STEP 2: Have the right number of credit cards
Credit bureaus give higher scores to people with at least three revolving accounts. Preferably, you should have no more than five credit cards. Two is not enough; six is too many. Three to five is just right. Three things to keep in mind about opening credit cards:
1. Don’t open retail-store credit cards. Because you must limit the number of credit cards you carry to just three to five, don’t waste one of them on a card you can only use in one store. You might be tempted to open a retail store credit card so you can save 10% or 15% on the day’s purchases. Resist this temptation. The amount of money you will pay in interest will far exceed the one-time savings.
2. Consider opening a secured credit card that requires you to make a deposit equal to or more than your limit, thereby guaranteeing the bank that you will repay the loan. If you don’t make your monthly payment, the deposit will be applied to your balance, and your credit score will drop.

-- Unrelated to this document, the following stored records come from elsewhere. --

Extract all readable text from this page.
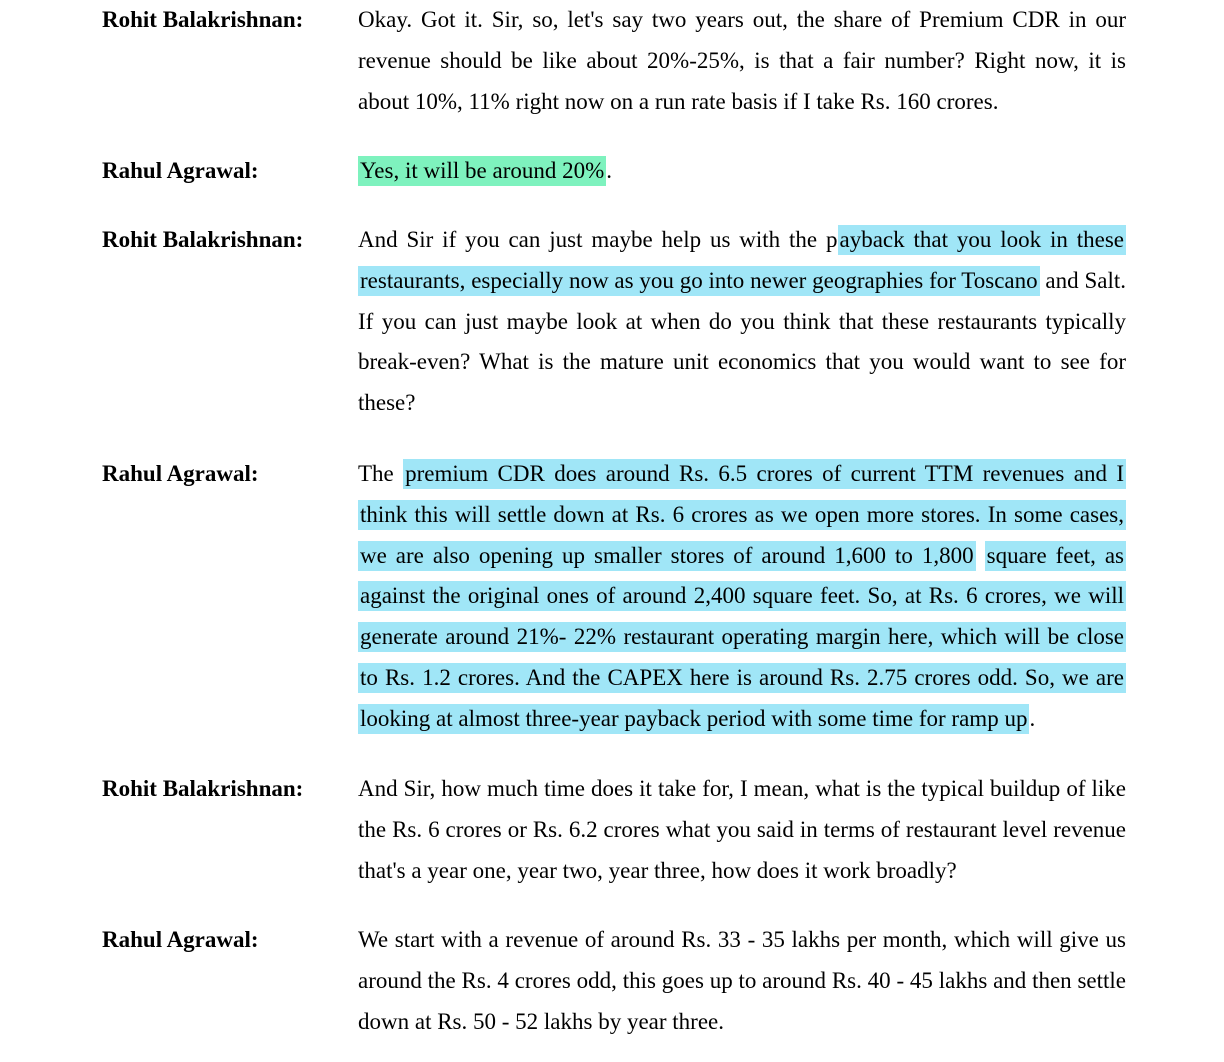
Rohit Balakrishnan:	Okay. Got it. Sir, so, let's say two years out, the share of Premium CDR in our revenue should be like about 20%-25%, is that a fair number? Right now, it is about 10%, 11% right now on a run rate basis if I take Rs. 160 crores.
Rahul Agrawal:	Yes, it will be around 20%.
Rohit Balakrishnan:	And Sir if you can just maybe help us with the payback that you look in these restaurants, especially now as you go into newer geographies for Toscano and Salt. If you can just maybe look at when do you think that these restaurants typically break-even? What is the mature unit economics that you would want to see for these?
Rahul Agrawal:	The premium CDR does around Rs. 6.5 crores of current TTM revenues and I think this will settle down at Rs. 6 crores as we open more stores. In some cases, we are also opening up smaller stores of around 1,600 to 1,800 square feet, as against the original ones of around 2,400 square feet. So, at Rs. 6 crores, we will generate around 21%- 22% restaurant operating margin here, which will be close to Rs. 1.2 crores. And the CAPEX here is around Rs. 2.75 crores odd. So, we are looking at almost three-year payback period with some time for ramp up.
Rohit Balakrishnan:	And Sir, how much time does it take for, I mean, what is the typical buildup of like the Rs. 6 crores or Rs. 6.2 crores what you said in terms of restaurant level revenue that's a year one, year two, year three, how does it work broadly?
Rahul Agrawal:	We start with a revenue of around Rs. 33 - 35 lakhs per month, which will give us around the Rs. 4 crores odd, this goes up to around Rs. 40 - 45 lakhs and then settle down at Rs. 50 - 52 lakhs by year three.
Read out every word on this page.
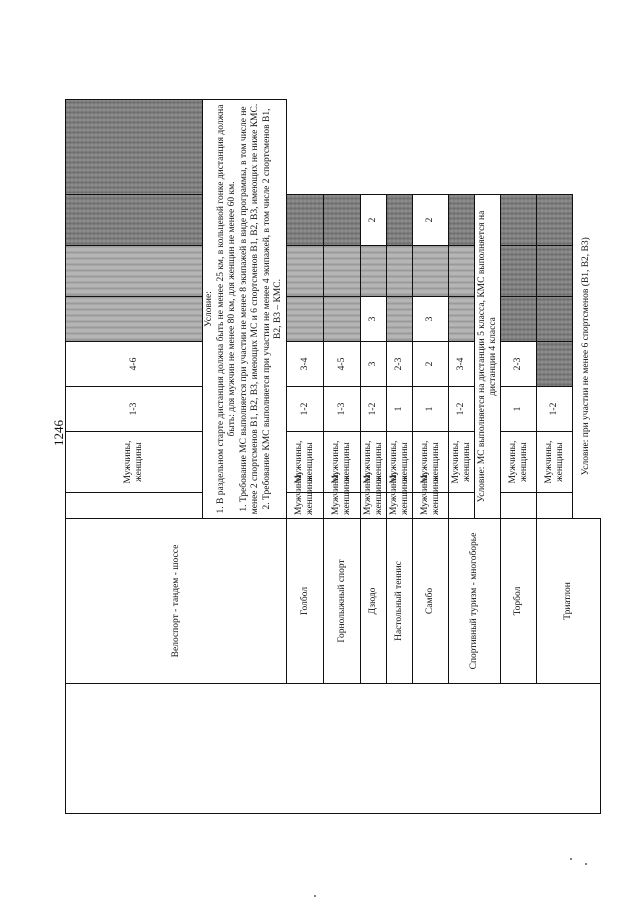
1246
	Велоспорт - тандем - шоссе		Мужчины, женщины	1-3	4-6				

		Условие: 1. В раздельном старте дистанция должна быть не менее 25 км, в кольцевой гонке дистанция должна быть: для мужчин не менее 80 км, для женщин не менее 60 км. 1. Требование МС выполняется при участии не менее 8 экипажей в виде программы, в том числе не менее 2 спортсменов В1, В2, В3, имеющих МС и 6 спортсменов В1, В2, В3, имеющих не ниже КМС. 2. Требование КМС выполняется при участии не менее 4 экипажей, в том числе 2 спортсменов В1, В2, В3 – КМС.							

	Голбол	Мужчины, женщины	Мужчины, женщины	1-2	3-4				
	Горнолыжный спорт	Мужчины, женщины	Мужчины, женщины	1-3	4-5				
	Дзюдо	Мужчины, женщины	Мужчины, женщины	1-2	3	3		2	
	Настольный теннис	Мужчины, женщины	Мужчины, женщины	1	2-3				
	Самбо	Мужчины, женщины	Мужчины, женщины	1	2	3		2	
	Спортивный туризм - многоборье		Мужчины, женщины	1-2	3-4				
		Условие: МС выполняется на дистанции 5 класса, КМС выполняется на дистанции 4 класса							
	Торбол		Мужчины, женщины	1	2-3				
	Триатлон		Мужчины, женщины	1-2					
		Условие: при участии не менее 6 спортсменов (В1, В2, В3)							
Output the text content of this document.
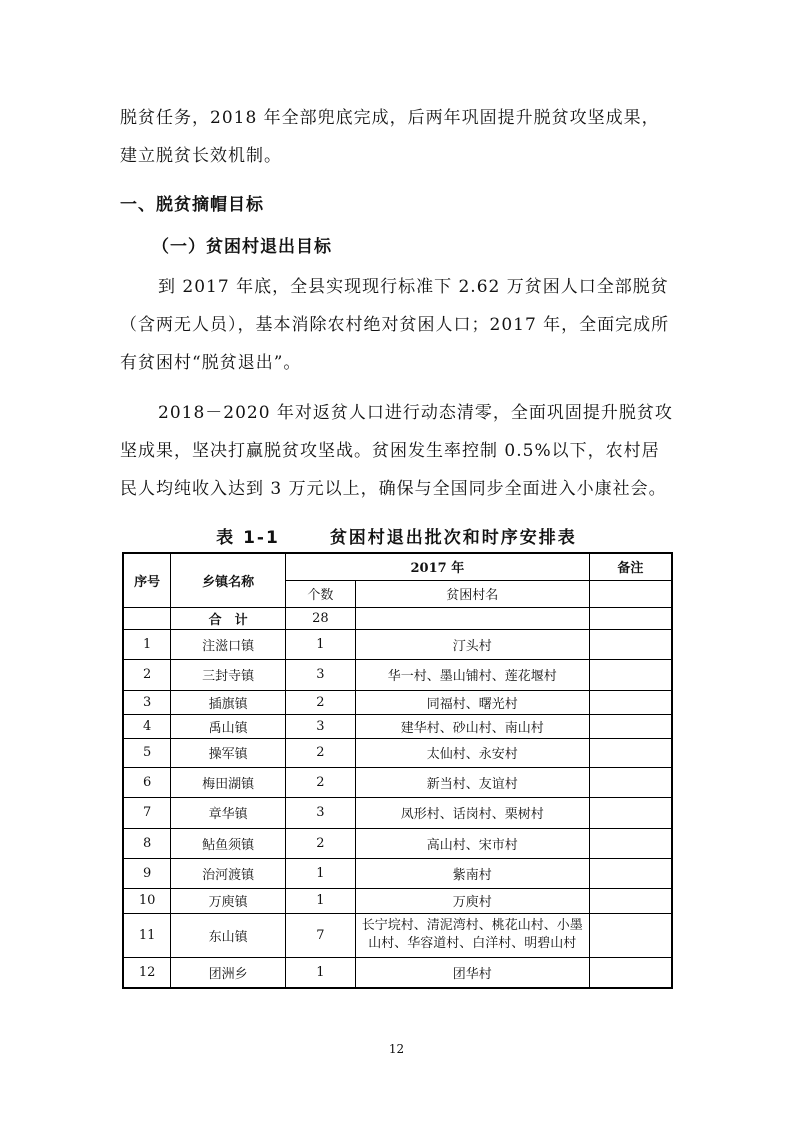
脱贫任务，2018 年全部兜底完成，后两年巩固提升脱贫攻坚成果，建立脱贫长效机制。

一、脱贫摘帽目标

（一）贫困村退出目标

到 2017 年底，全县实现现行标准下 2.62 万贫困人口全部脱贫（含两无人员），基本消除农村绝对贫困人口；2017 年，全面完成所有贫困村“脱贫退出”。

2018－2020 年对返贫人口进行动态清零，全面巩固提升脱贫攻坚成果，坚决打赢脱贫攻坚战。贫困发生率控制 0.5%以下，农村居民人均纯收入达到 3 万元以上，确保与全国同步全面进入小康社会。

表 1-1	贫困村退出批次和时序安排表

序号	乡镇名称	2017 年		备注
		个数	贫困村名	
	合　计	28		
1	注滋口镇	1	汀头村	
2	三封寺镇	3	华一村、墨山铺村、莲花堰村	
3	插旗镇	2	同福村、曙光村	
4	禹山镇	3	建华村、砂山村、南山村	
5	操军镇	2	太仙村、永安村	
6	梅田湖镇	2	新当村、友谊村	
7	章华镇	3	凤形村、话岗村、栗树村	
8	鲇鱼须镇	2	高山村、宋市村	
9	治河渡镇	1	紫南村	
10	万庾镇	1	万庾村	
11	东山镇	7	长宁垸村、清泥湾村、桃花山村、小墨山村、华容道村、白洋村、明碧山村	
12	团洲乡	1	团华村	
12
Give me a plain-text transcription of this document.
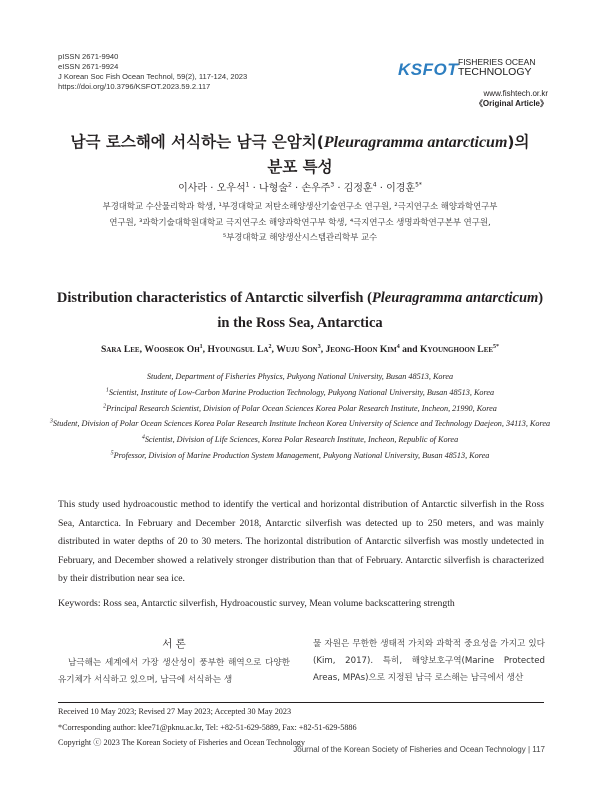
pISSN 2671-9940
eISSN 2671-9924
J Korean Soc Fish Ocean Technol, 59(2), 117-124, 2023
https://doi.org/10.3796/KSFOT.2023.59.2.117
KSFOT FISHERIES OCEAN
TECHNOLOGY
www.fishtech.or.kr
《Original Article》
남극 로스해에 서식하는 남극 은암치(Pleuragramma antarcticum)의
분포 특성
이사라 · 오우석$^1$ · 나형술$^2$ · 손우주$^3$ · 김정훈$^4$ · 이경훈$^{5*}$
부경대학교 수산물리학과 학생, ¹부경대학교 저탄소해양생산기술연구소 연구원, ²극지연구소 해양과학연구부
연구원, ³과학기술대학원대학교 극지연구소 해양과학연구부 학생, ⁴극지연구소 생명과학연구본부 연구원,
⁵부경대학교 해양생산시스템관리학부 교수
Distribution characteristics of Antarctic silverfish (Pleuragramma antarcticum)
in the Ross Sea, Antarctica
Sara Lee, Wooseok Oh$^1$, Hyoungsul La$^2$, Wuju Son$^3$, Jeong-Hoon Kim$^4$ and Kyounghoon Lee$^{5*}$
Student, Department of Fisheries Physics, Pukyong National University, Busan 48513, Korea
$^1$Scientist, Institute of Low-Carbon Marine Production Technology, Pukyong National University, Busan 48513, Korea
$^2$Principal Research Scientist, Division of Polar Ocean Sciences Korea Polar Research Institute, Incheon, 21990, Korea
$^3$Student, Division of Polar Ocean Sciences Korea Polar Research Institute Incheon Korea University of Science and Technology Daejeon, 34113, Korea
$^4$Scientist, Division of Life Sciences, Korea Polar Research Institute, Incheon, Republic of Korea
$^5$Professor, Division of Marine Production System Management, Pukyong National University, Busan 48513, Korea
This study used hydroacoustic method to identify the vertical and horizontal distribution of Antarctic silverfish in the Ross Sea, Antarctica. In February and December 2018, Antarctic silverfish was detected up to 250 meters, and was mainly distributed in water depths of 20 to 30 meters. The horizontal distribution of Antarctic silverfish was mostly undetected in February, and December showed a relatively stronger distribution than that of February. Antarctic silverfish is characterized by their distribution near sea ice.
Keywords: Ross sea, Antarctic silverfish, Hydroacoustic survey, Mean volume backscattering strength
서 론
남극해는 세계에서 가장 생산성이 풍부한 해역으로 다양한 유기체가 서식하고 있으며, 남극에 서식하는 생
물 자원은 무한한 생태적 가치와 과학적 중요성을 가지고 있다(Kim, 2017). 특히, 해양보호구역(Marine Protected Areas, MPAs)으로 지정된 남극 로스해는 남극에서 생산
Received 10 May 2023; Revised 27 May 2023; Accepted 30 May 2023
*Corresponding author: klee71@pknu.ac.kr, Tel: +82-51-629-5889, Fax: +82-51-629-5886
Copyright ⓒ 2023 The Korean Society of Fisheries and Ocean Technology
Journal of the Korean Society of Fisheries and Ocean Technology | 117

3. If you must open new credit cards, open them all at once. A big part of the credit-scoring formula is the age of your accounts. Each time you open a new account, the average age is lowered. So open all the cards at once. Though your score will initially drop, you’ll be better off in the long run. If you have more than five credit cards, don’t close the extra accounts. Most credit experts agree that once you have opened the excess accounts, the damage is done. In fact, closing these credit cards might even hurt your score ­- and will certainly never help it.
STEP 3: Make sure credit bureaus are reporting your proper credit limit
When I first started out, I was shocked to learn that credit card companies often report the wrong credit limit to the credit bureaus – intentionally! This hurts your credit score because it causes your utilization rate to appear unnaturally high. Remember that your credit cards should never carry a balance that exceeds 30% of their limit. If your credit card company is reporting your limit as lower than it actually is, your utilization rate will appear too high.
Imagine you have a $1,500 balance with a $5,000 limit – a 30% utilization rate. But the credit card company reports your credit limit as only $3,000. Now, your utilization rate appears to be 50%. Having too high of a utilization rate is one of the reasons people have bad credit.
So why do credit card companies fail to report correct credit limits? Basically, they don’t want to lose their client base. If other companies see that you have a high credit limit and a positive credit score, they might solicit your business. By failing to report the correct credit limit, credit card companies keep your name off mailing lists and can better retain your business.
Sometimes credit card companies don’t report any limit at all! When this happens, credit bureaus might report your limit as $0, meaning any balance you carry will make you appear to be over the limit, which is also bad for your credit score. If your credit limit is not listed on your credit report, or if it’s inaccurate, contact your credit card company and ask it to correct the mistake immediately.